À Toronto, on vit pour travailler. En France, on travaille pour vivre. On cherche tous l’équilibre parfait mais alors, quand on se fait envoyer des courriels sur Blackberry alors qu’on est en vacances (et j’ai vu plusieurs exemples cet été à Toronto), je ne comprends pas. Les Torontois sont comme mariés à leur travail, fidèles après vingt ans de service, se sentant indispensables à leur entreprise, irremplaçables même. En France, lorsqu’on travaille, on travaille. Mais les vacances, c’est sacré et c’est pris très au sérieux.

On m’a dit que quand un Torontois s’arrête de travailler, il ne sait pas quoi faire. Est-ce que la campagne s’est tant éloignée avec l’agrandissement continuel de l’agglomération? C’est vrai, quand j’étais enfant, on voyait des fermes le long de Finch Avenue et l’air était frais. C’était peut-être plus facile de trouver de la tranquillité. J’aurais envie de dire aux Torontois en tout cas: profitez de la vie et de ce beau paysage qui vous entoure!

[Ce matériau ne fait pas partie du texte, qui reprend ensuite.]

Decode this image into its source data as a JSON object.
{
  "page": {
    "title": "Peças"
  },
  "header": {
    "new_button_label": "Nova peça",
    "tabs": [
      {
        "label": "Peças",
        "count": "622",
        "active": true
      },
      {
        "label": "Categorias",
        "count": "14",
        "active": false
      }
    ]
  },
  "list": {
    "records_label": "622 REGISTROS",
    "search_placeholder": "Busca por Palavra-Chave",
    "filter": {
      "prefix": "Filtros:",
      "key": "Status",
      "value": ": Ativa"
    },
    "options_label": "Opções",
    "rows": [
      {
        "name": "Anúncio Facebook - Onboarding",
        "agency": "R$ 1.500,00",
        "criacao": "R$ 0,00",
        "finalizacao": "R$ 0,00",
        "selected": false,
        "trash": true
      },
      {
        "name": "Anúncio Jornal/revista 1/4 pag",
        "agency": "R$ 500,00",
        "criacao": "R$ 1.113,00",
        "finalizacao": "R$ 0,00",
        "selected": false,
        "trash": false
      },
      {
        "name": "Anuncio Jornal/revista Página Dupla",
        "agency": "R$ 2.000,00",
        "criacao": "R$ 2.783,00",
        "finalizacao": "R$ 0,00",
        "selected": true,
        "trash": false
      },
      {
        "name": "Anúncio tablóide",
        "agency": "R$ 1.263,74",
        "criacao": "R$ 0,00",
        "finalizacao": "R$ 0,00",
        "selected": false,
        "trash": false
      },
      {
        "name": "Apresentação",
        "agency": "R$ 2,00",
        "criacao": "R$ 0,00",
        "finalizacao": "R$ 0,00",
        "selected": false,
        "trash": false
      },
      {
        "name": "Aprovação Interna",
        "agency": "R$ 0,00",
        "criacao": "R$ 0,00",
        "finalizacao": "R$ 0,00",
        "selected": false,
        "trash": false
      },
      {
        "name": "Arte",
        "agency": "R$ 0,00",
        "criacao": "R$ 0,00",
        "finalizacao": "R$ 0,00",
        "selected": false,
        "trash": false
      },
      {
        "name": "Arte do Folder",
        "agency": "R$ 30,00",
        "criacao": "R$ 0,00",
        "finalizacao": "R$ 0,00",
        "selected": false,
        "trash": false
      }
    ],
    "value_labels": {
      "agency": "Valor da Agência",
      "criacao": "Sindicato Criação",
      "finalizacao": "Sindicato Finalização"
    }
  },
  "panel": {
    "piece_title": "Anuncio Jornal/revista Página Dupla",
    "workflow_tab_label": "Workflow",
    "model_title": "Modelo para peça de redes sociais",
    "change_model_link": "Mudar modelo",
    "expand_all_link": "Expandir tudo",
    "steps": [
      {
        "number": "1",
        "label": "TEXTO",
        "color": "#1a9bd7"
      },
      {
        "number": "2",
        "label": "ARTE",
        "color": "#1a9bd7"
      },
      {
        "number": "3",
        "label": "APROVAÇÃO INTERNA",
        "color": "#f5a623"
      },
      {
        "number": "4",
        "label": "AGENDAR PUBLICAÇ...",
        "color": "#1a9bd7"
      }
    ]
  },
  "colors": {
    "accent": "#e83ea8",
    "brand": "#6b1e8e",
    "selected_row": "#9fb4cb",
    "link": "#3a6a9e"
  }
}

À Toronto, on n’a aucun complexe à porter l’habit qui montre au monde entier le Dieu en qui on croit. Mes filles n’en revenaient pas de voir voiles, turbans, kippas… En France, Dieu est tabou. Depuis la séparation de l’État et de l’Église en 1905, il n’y a rien à faire. Dieu est devenu propriété privée et il demeure, si on est croyant, dans la sphère privée de la vie. Pour aborder le sujet, il faut être bien au-delà du comment allez-vous, et encore. Une vision mémorable pour moi cet été: une jeune femme musulmane portant un voile noir et blanc avec Louis Vitton écrit partout dessus. Dommage que j’ai oublié mon appareil-photo ce jour-là.

Deuxième tabou en France: l’argent. Ceux qui en parlent n’en ont pas beaucoup en général. Sinon, c’est motus et bouche-cousue. En France, il faut bien sûr gagner de l’argent pour payer ses factures, son crédit immobilier… mais ce n’est pas bien vu d’en faire un but en soi.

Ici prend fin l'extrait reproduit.